Eyang Fatah ikut menyunggingkan senyum, seraya mengusap lembut puncak kepala Helga yang tampak lebih tinggi dari sebelumnya. "Bagaimana sekolahmu, Nduk?" celetuknya bertanya.

"Aku sangat bahagia di sana, Eyang. Di SHS aku mendapat begitu banyak teman yang memiliki kemampuan sepertiku. Mereka semua begitu menyayangi dan menjagaku." beber Helga dengan antusiasnya.

"Eyang senang melihat kamu seceria ini. Tetap terus menjadi Helga yang seperti Langit Cerah ini, ya?" ungkap Eyang Fatah yang disambut tawa kecil dari Helga.

"Eyang. Terima kasih, ya? Terima kasih karena Eyang telah membantu kita untuk membubarkan para warga yang berdemo tadi." sela Pak Wijaya mengakhiri temu-sapa manis Helga dan Eyang yang terasa hangat tadi.

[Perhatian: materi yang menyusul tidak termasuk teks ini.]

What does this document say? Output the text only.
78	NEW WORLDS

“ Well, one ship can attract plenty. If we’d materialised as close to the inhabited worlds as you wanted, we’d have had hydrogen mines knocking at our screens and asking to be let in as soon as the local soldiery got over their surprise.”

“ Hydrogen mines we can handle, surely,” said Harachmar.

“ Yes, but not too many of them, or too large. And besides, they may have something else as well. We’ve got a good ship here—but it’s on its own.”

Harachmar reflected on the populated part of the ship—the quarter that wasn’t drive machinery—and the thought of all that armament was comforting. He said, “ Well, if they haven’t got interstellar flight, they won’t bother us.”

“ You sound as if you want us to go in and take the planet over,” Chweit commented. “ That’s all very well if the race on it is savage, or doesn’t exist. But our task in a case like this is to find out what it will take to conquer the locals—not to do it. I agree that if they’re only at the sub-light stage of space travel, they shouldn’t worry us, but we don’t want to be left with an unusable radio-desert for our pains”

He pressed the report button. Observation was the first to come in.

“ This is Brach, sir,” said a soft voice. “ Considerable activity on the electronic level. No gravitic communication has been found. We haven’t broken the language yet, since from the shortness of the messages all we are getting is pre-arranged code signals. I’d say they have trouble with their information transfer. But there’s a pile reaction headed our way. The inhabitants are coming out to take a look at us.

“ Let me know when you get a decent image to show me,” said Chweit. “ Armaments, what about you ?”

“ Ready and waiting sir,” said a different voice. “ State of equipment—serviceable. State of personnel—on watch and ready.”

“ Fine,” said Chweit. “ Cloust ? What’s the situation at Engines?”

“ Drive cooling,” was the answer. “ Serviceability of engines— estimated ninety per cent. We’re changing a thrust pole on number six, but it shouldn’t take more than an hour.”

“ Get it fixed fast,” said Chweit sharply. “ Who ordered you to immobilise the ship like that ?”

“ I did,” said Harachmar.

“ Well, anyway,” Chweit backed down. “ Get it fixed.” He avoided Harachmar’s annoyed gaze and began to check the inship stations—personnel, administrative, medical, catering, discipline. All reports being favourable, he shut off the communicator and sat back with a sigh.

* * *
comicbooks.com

Senyuman di wajah Eyang Fatah menyusut seraya merespon ucapan terima kasih yang didapatnya dengan anggukan kepala. Merasa kecanggungan mulai terlihat kala pupil mata Helga bertemu dengan retina mata Pak Wijaya, dengan cekatan, Rosmala pun bergegas meminta semua orang yang ada di terasnya untuk masuk ke dalam rumah.

Setelah membantu suaminya untuk beristirahat kembali di atas ranjang, Rosmala beringsut menyambut kepulangan Putri tunggalnya itu dengan pelukan hangat. "Ibu senang akhirnya kamu mau pulang ke rumah." ungkapnya sembari mengusap-usap punggung anak gadisnya itu yang justru terfokus meneliti jengkal demi jengkal luka mengoreng di sekujur tubuh ayahnya yang terbaring.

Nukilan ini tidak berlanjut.